そのなかでも、今監督が一番好きなキャラクターは「やっぱり龍になっちゃいますね」とのこと。「龍の人の良さ、若干、ボケ要素が強いので憎めないところも好きです。とにかく作業していくうちに、龍に愛着がどんどんわいてきたんですね。それと同時に、途中から美久にギーッと嫉妬の気持ちも出てきたりして(笑)。だけど結局、この2人、夫婦そろってが好きなんだなと実感しました。あの夫婦間のほっこりした感じが魅力的な、家族愛のあるやさしい作品だと思います」。


関西弁や極道言葉を使うペットのネコ、銀
関西弁や極道言葉を使うペットのネコ、銀[c]おおのこうすけ/新潮社

朝から晩まで忙しく働いている美久のサポートも龍の大切な役割である。毎朝、美久のために凝った弁当を作り、写真を撮ってSNSにアップ。常に美久の体調を気遣い、彼女を喜ばせてあげたいと考えている龍は理想の愛妻家だ。仕事を終えて帰宅した時、龍みたいな人がいてくれたらいいなと思う女性も多いはず。

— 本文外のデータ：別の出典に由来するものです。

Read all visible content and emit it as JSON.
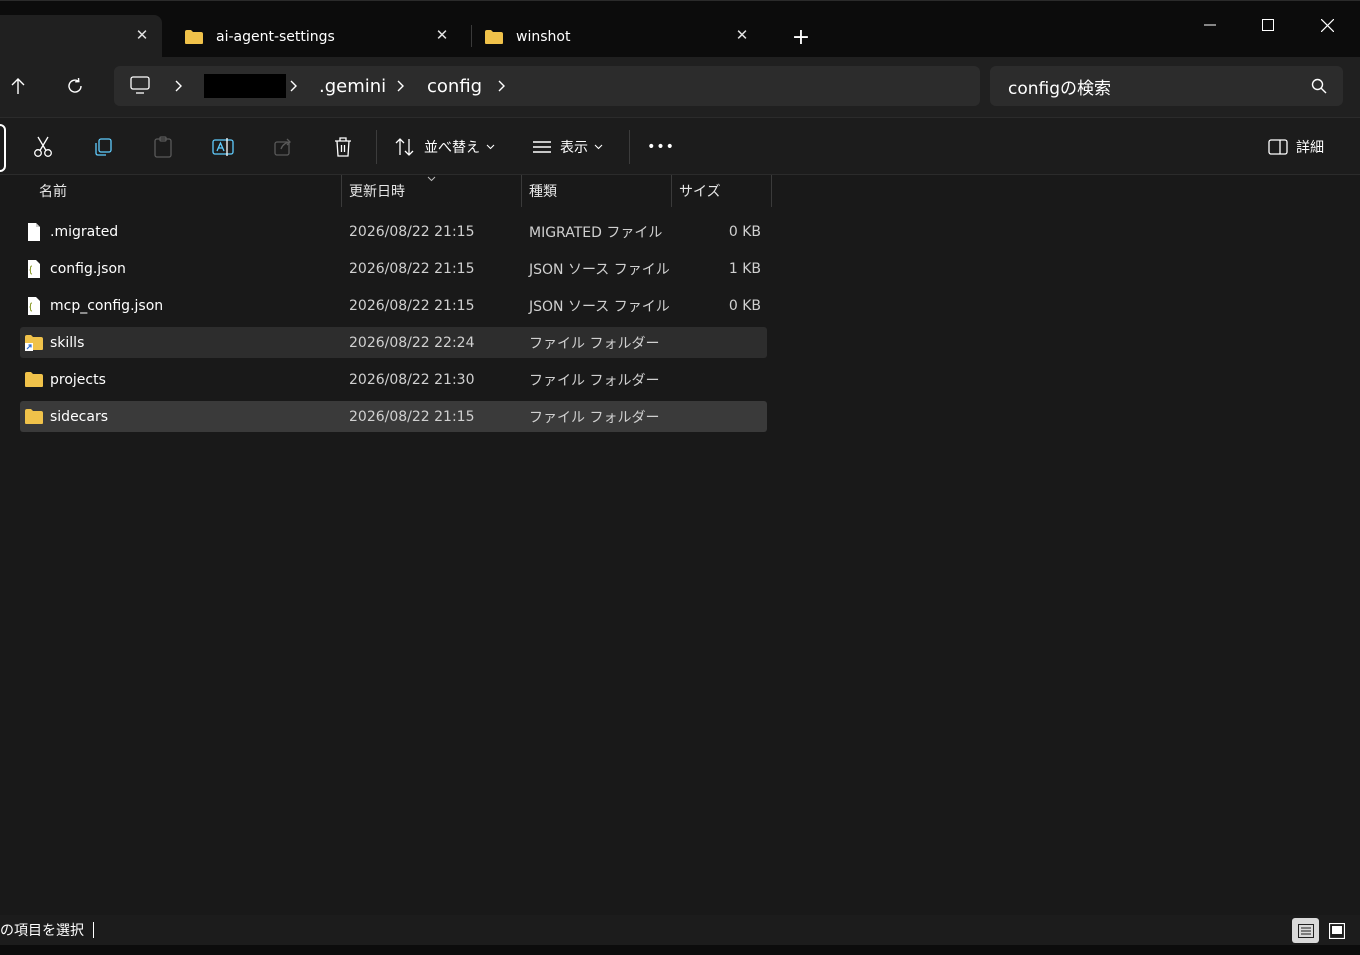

「とても思いますね!お惣菜買わないですね。だって、おうちに美味しい食事が待っているんだもん。もう至れり尽くせりですよ。この作品は、アニメを見るぞ!と身構えるガチガチの方向じゃなくて、ちょっとホッと一息つきたい時にNetflixを立ち上げて、『「極主夫道」観よう~』という感じで気楽に楽しんでいただきたいです。この作品がリラックスタイムのアロマのような存在になればいいなと思っています」。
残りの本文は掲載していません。